Kristine et al have ticked off their box with this paper .. their contribution: "Deception deployed, over and out"
thank you Rebekah and associated sources .. for identifying and placing a spotlight on this never ending flow of Covid pharmaceutical propaganda .. this being yet another article of perhaps thousands now, that will - in time - make for some unbelievable PhD studies and students .. one day .. when it is finally acknowledged the enemy was never Covid, but these types of people .. inside the wire .. appearing to be all so benevolent and good for us
.. just like that one-time adorably cute little vaccine huckster Fauci was seen to be .. remember when everyone thought he was just the bees-knees?
now people around the world have a very different perception of the guy .. and a few choice and accurate names for the fellow .. yes, some real choice names right up there with those given to good ol' Josef Mengele
so what I am trying to say here Folks, is - same same .. same same here, but different
the pharmaceutical complex is global .. it infests Australia's backyard .. it has successfully invaded the bodies of millions of Australians
.. and .. it is deep within Our institutions
reminds me of the opinion about doing a coronial inquest - "you never start one unless you know the result".
I read your description of the 1st, 2nd and 3rd errors of the analysis and consider them not mistakes, but deliberate choices in order to obfuscate, or even change, the underlying result - that is that this rollout was bad, and will continue to be bad, for the people of this country.

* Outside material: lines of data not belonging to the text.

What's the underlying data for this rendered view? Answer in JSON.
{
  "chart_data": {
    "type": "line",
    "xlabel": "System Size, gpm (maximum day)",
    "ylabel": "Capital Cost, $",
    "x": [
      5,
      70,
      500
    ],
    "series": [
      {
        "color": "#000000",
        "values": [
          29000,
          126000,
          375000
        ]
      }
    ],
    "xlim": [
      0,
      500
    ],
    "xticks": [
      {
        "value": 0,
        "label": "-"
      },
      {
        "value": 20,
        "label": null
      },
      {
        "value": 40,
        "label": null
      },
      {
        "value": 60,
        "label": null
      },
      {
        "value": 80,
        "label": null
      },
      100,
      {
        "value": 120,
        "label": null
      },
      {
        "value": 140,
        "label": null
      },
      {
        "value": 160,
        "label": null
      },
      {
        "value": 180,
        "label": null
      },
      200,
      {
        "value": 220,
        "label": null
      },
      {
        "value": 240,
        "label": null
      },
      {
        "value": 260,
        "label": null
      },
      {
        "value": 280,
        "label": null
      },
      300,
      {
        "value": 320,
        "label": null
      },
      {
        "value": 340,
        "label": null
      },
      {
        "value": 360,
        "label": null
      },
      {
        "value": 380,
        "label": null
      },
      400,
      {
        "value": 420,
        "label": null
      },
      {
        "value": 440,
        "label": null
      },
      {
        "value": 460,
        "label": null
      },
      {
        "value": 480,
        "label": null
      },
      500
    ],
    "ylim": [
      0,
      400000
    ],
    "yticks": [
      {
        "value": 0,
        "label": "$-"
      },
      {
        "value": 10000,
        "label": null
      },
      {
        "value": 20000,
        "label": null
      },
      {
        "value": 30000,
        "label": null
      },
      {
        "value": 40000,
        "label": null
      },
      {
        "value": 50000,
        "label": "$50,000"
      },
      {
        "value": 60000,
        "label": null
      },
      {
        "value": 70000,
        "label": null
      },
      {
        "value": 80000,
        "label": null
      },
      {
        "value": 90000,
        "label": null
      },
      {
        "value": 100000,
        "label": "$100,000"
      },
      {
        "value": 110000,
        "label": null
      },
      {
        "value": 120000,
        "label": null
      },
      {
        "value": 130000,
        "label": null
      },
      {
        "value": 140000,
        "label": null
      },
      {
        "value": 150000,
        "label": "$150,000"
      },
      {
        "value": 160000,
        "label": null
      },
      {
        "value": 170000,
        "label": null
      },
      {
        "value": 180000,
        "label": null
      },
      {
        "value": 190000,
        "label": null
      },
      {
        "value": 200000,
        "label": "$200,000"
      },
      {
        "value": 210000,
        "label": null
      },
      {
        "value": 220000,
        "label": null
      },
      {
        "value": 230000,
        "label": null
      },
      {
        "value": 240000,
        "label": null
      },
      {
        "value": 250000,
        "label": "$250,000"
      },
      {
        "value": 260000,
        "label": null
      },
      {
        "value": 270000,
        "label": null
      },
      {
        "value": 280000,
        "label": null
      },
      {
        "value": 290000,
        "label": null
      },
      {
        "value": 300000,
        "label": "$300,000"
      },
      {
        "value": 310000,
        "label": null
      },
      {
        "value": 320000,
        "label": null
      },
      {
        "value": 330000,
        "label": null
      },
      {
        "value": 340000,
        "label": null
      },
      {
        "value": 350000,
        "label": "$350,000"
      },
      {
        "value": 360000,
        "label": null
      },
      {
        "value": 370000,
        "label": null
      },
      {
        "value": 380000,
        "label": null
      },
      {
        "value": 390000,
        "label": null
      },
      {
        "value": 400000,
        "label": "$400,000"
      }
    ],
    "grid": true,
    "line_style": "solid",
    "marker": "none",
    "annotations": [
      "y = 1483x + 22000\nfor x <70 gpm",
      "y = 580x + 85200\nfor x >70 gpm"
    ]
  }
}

But their results does not really show that.
Rubbish data in equals rubbish data out. Using data that sounds the same but is structurally different does indeed result in false signals or squewed results. And can be hard to spot, unless you really dig in. And then you sound like a tin foil hat conspiracy theorist when you document the inconsistencies.
"Authorities say the Covid vaccines were very effective, but refuse to produce the data to prove it. If belief requires blind faith, that’s not science - that’s a cult."
I think the cult like thinking drives the behaviour. The cult will not tolerate any deviance from the group think. The results will always support the cult. The people involved will take personal offence, or even consider it to be an attack, to question the cult.